Looking back at his days when he signed a $40 million deal with the USFL's Los Angeles Express, and then watched the team fold, he said: "Even though it ended up being very bizarre and a crazy time, I look back on those days with fondness. A lot of the teammates that I had and the people that I knew are still friends to this day. And in the end, isn't that really what it ends up being? In 10 years, I'll have the ring, but I'll have the relationships that will be more important."

Young also said that he would have had a good life even if he never had won a Super Bowl.

"It meant a lot to me personally to be able to play that way in the big game and to win it in the nature that we did. . . . But I want you to know that individually outside of my profession that if it hadn't happened, that I still would have been a very happy person," he said. "It's just that as a professional football player, it's the pinnacle of a career and it'll always be something that I'll be very proud of.

"Outside of football, hopefully, I'll have a life of many other accomplishments whether I pursue my law degree in the future or with my family. Hopefully, I'm not just a one-dimensional person."

Young joked about his celebrated confrontation on the sidelines with Seifert when the coach pulled him during a 40-8 loss to the Philadelphia Eagles earlier this season.

Would he do it again? "Oh, yeah, I think it's important to keep him in his place," Young said. "You don't want a coach running amok or anything."

The future couldn't look much brighter for Young, as he figures to be flooded with endorsement opportunities.

"Hopefully, we don't do anything goofy," Young said. "But you never know."

Young is good at keeping up the right image. When he was presented with a new car for being the Super Bowl MVP, he said: "I'm not sure what I'm going to do with a new car. I'm kind of panicked about the whole thing. I think what I'll do is just take it out, scratch it up and beat on it a little bit and then I'll feel much better about it."

Young was noted for driving an old, beat-up car when he signed with the USFL. Young didn't mention that he now drives a Porsche.

Young is 33, a time when many athletes start to near the end. But he was on the sidelines so long, he figures he's in the middle of his career.

"Especially today, I've aged backward a number of years in the last 24 hours," he said.


Records set in Super Bowl XXIX on Sunday in Miami:



* TD passes: 6, Steve Young, S.F. (previous: 5, Joe Montana, S.F., 1990).

* Highest punting avg. (min. 4 punts): 48.8, Bryan Wagner, S.D. (previous: 48.5, Jerrel Wilson, K.C., 1970).

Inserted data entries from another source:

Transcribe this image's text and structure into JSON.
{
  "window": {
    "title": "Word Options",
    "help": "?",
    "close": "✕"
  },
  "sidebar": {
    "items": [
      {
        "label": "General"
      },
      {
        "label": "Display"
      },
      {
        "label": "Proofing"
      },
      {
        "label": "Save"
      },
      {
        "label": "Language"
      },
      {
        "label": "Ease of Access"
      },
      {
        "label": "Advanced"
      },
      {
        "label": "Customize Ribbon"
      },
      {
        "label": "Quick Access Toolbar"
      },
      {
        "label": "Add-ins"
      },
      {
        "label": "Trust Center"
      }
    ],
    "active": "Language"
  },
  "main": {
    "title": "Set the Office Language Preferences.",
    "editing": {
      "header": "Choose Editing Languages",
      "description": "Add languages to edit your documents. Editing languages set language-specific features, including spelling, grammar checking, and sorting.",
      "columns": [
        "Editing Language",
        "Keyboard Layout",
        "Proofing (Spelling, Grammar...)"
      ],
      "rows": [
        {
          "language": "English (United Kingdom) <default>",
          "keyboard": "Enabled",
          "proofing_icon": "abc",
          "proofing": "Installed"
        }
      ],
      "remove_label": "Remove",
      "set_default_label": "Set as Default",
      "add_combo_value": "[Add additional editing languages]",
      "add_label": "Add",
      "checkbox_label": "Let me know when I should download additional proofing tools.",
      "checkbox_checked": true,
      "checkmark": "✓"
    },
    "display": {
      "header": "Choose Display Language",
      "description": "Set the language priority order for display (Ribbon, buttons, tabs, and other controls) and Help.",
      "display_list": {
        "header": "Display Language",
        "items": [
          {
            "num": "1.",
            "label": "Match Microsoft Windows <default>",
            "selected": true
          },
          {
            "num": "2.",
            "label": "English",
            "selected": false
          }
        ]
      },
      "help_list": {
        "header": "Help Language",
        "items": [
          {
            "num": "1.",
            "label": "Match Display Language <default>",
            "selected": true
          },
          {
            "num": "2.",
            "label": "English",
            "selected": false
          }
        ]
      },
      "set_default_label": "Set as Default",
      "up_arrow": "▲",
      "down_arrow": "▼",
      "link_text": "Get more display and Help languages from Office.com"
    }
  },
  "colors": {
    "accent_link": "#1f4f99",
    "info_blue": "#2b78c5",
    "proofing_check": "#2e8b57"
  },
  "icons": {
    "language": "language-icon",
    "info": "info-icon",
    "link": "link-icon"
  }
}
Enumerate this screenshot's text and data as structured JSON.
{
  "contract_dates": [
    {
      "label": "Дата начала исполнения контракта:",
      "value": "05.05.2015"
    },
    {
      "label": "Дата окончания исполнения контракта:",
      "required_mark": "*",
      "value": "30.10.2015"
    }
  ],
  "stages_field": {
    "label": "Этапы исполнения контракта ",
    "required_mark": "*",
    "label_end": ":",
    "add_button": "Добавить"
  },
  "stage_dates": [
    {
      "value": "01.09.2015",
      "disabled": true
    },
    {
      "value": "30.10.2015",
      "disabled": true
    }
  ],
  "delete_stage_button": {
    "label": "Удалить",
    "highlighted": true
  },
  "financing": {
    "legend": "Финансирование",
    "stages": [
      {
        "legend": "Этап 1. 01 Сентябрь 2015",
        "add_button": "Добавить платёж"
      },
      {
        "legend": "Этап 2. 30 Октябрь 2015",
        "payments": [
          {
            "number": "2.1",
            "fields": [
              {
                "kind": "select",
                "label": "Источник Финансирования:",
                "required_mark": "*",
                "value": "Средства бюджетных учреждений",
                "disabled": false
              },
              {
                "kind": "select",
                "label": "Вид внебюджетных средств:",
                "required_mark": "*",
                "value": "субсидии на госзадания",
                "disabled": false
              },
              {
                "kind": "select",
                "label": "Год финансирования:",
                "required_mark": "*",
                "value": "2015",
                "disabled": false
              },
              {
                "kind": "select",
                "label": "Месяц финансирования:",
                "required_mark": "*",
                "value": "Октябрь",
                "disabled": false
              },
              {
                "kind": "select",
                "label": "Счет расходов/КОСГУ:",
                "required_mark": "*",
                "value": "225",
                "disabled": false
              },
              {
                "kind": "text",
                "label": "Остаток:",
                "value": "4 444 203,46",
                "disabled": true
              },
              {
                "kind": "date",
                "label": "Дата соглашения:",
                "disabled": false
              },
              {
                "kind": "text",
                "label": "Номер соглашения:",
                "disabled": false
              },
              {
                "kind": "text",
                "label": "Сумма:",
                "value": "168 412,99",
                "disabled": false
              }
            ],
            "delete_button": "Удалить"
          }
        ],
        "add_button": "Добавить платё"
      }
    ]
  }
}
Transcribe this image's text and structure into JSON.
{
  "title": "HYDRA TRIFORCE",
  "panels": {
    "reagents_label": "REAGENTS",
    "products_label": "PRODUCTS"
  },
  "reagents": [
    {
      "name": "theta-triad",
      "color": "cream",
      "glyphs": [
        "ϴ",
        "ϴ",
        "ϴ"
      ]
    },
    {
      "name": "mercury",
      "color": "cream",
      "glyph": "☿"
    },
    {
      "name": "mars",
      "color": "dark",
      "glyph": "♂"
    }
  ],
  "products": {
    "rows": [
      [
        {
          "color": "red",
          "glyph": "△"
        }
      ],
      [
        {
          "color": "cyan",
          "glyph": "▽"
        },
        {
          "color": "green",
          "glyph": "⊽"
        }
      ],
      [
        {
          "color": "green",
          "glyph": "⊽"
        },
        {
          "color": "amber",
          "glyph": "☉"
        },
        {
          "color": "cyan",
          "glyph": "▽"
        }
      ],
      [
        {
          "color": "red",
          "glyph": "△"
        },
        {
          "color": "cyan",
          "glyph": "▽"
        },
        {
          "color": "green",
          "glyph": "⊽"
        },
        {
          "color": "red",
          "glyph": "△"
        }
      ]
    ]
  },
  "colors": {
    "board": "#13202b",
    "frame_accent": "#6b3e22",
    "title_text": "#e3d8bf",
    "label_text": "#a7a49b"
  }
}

* Kickoff returns: 8, Andre Coleman, S.D. (previous: 7, Stephen Starring, N. England, 1986).

* Kickoff return yds.: 242, Andre Coleman, S.D. (previous: 190, Fulton Walker, Miami, 1983).


* Points: 42, Jerry Rice, S.F.. (previous: 24, Franco Harris, Pitt.; Roger Craig, S.F.; Jerry Rice, S.F.; Thurman Thomas, Buff.).

* TDs: 7, Jerry Rice, S.F. (previous: 4, Franco Harris, Pitt.; Roger Craig, S.F.; Jerry Rice, S.F.; Thurman Thomas, Buff.).

* Receptions: 28, Jerry Rice, S.F. (previous: 27, Andre Reed, Buff.).